Sans faire de bruit, un projet adressé par le premier président de la Cour de cassation à la ministre de la Justice pourrait porter une atteinte sans précédent à l’accès au droit des justiciables. Il ambitionne de supprimer le droit qu’a chacun de former un pourvoi en cassation contre une décision de justice qu’il estime illégale au profit d’un système de sélection des pourvois sur la base de critères extrêmement restrictifs. Au lieu des quelque 20 000 affaires qu’elle examine chaque année, la Cour de cassation n’en traiterait plus qu’un petit nombre, celles présentant un intérêt pour le développement du droit ou l’unification de la jurisprudence, ou celles dans lesquelles serait constatée une atteinte grave à un droit fondamental.

Suivant une vision particulièrement élitiste de la justice, le premier critère élimine toutes les affaires qui n’ont pas d’intérêt pour le droit ! Ne serait-ce qu’en droit du travail, le litige sur l’ubérisation ou sur les algorithmes passerait le filtre mais tous ceux portant sur de vulgaires problèmes de licenciements, de congés payés, de primes, d’heures supplémentaires, de travail dissimulé, de ruptures conventionnelles, d’intéressement, etc. ne mériteraient plus l’attention du juge de cassation. Le second critère ne vaut guère mieux. Il exclut la quasi-totalité du code du travail, dont seule une infime partie intéresse les droits fondamentaux (harcèlement, discrimination). A suivre une récente décision, les discriminations fondées sur l’âge pourraient même ne plus franchir les portes de la Cour de cassation puisqu’il vient d’être décidé qu’elles n’intéressent pas les libertés fondamentales au sens de la Constitution !

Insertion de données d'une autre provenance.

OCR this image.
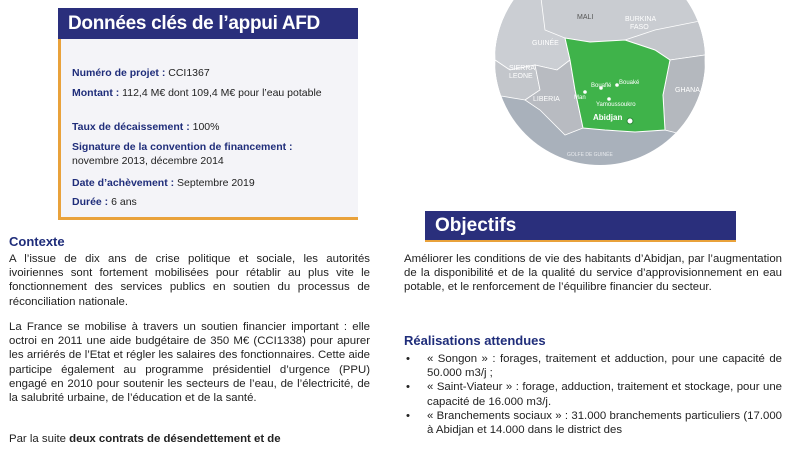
Données clés de l’appui AFD
Numéro de projet : CCI1367
Montant : 112,4 M€ dont 109,4 M€ pour l’eau potable
Taux de décaissement : 100%
Signature de la convention de financement : novembre 2013, décembre 2014
Date d’achèvement : Septembre 2019
Durée : 6 ans
Contexte
A l’issue de dix ans de crise politique et sociale, les autorités ivoiriennes sont fortement mobilisées pour rétablir au plus vite le fonctionnement des services publics en soutien du processus de réconciliation nationale.
La France se mobilise à travers un soutien financier important : elle octroi en 2011 une aide budgétaire de 350 M€ (CCI1338) pour apurer les arriérés de l’Etat et régler les salaires des fonctionnaires. Cette aide participe également au programme présidentiel d’urgence (PPU) engagé en 2010 pour soutenir les secteurs de l’eau, de l’électricité, de la salubrité urbaine, de l’éducation et de la santé.
Par la suite deux contrats de désendettement et de
MALI	BURKINA
FASO
GUINÉE
SIERRA
LEONE
LIBERIA
GHANA
Bouaflé Bouaké
Man
Yamoussoukro
Abidjan
GOLFE DE GUINÉE
Objectifs
Améliorer les conditions de vie des habitants d’Abidjan, par l’augmentation de la disponibilité et de la qualité du service d’approvisionnement en eau potable, et le renforcement de l’équilibre financier du secteur.
Réalisations attendues
• « Songon » : forages, traitement et adduction, pour une capacité de 50.000 m3/j ;
• « Saint-Viateur » : forage, adduction, traitement et stockage, pour une capacité de 16.000 m3/j.
• « Branchements sociaux » : 31.000 branchements particuliers (17.000 à Abidjan et 14.000 dans le district des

Inutile de dire que les litiges du travail seraient fortement touchés. Prenons deux exemples d’affaires jugées en mars 2018. La première concerne un pharmacien en difficultés économiques condamné en appel à 50 000 euros pour le licenciement sans cause réelle et sérieuse d’une vendeuse ; la seconde touche un conducteur routier auquel la cour d’appel refuse le paiement de ses heures supplémentaires sur plusieurs années. Dans ces deux affaires, la Cour de cassation censure les arrêts d’appel !

Dans le système proposé par le premier président, le pharmacien aurait dû débourser les 50 000 euros sans aucune possibilité de recours et le salarié aurait été privé de ses heures supplémentaires. Ces affaires n’auraient pas passé le filtre car, d’une part elles ne présentent pas d’intérêt pour le développement du droit ou l’unification de la jurisprudence (un banal problème de licenciement ou d’heures supplémentaires dira-t-on demain !) et d’autre part elles ne mettent pas en jeu un droit fondamental. Le justiciable, salarié ou petit patron, n’aura que ses yeux pour pleurer. Il soutiendra que son affaire est essentielle pour lui ; on lui répondra qu’elle ne présente pas d’intérêt pour le droit ! Il soutiendra que le code du travail a manifestement été méconnu par les juges d’appel ou, pour les petites sommes, par le conseil de prud’hommes ; on lui répondra qu’aucun droit fondamental n’est en cause. Et ce sans possibilité de recours !

Le projet est particulièrement préoccupant en matière sociale, pour plusieurs raisons. D’abord, parce que le nombre d’affaires portées devant la chambre sociale de la Cour de cassation - autour de 8 000, c’est-à-dire plus d’un tiers du total des affaires - et le taux de cassation (1) - autour de 40 % - y sont particulièrement élevés. Ensuite, parce qu’en droit du travail, l’affaire ne serait jugée qu’une seule fois par des magistrats professionnels, les conseillers prud’homaux n’en étant pas !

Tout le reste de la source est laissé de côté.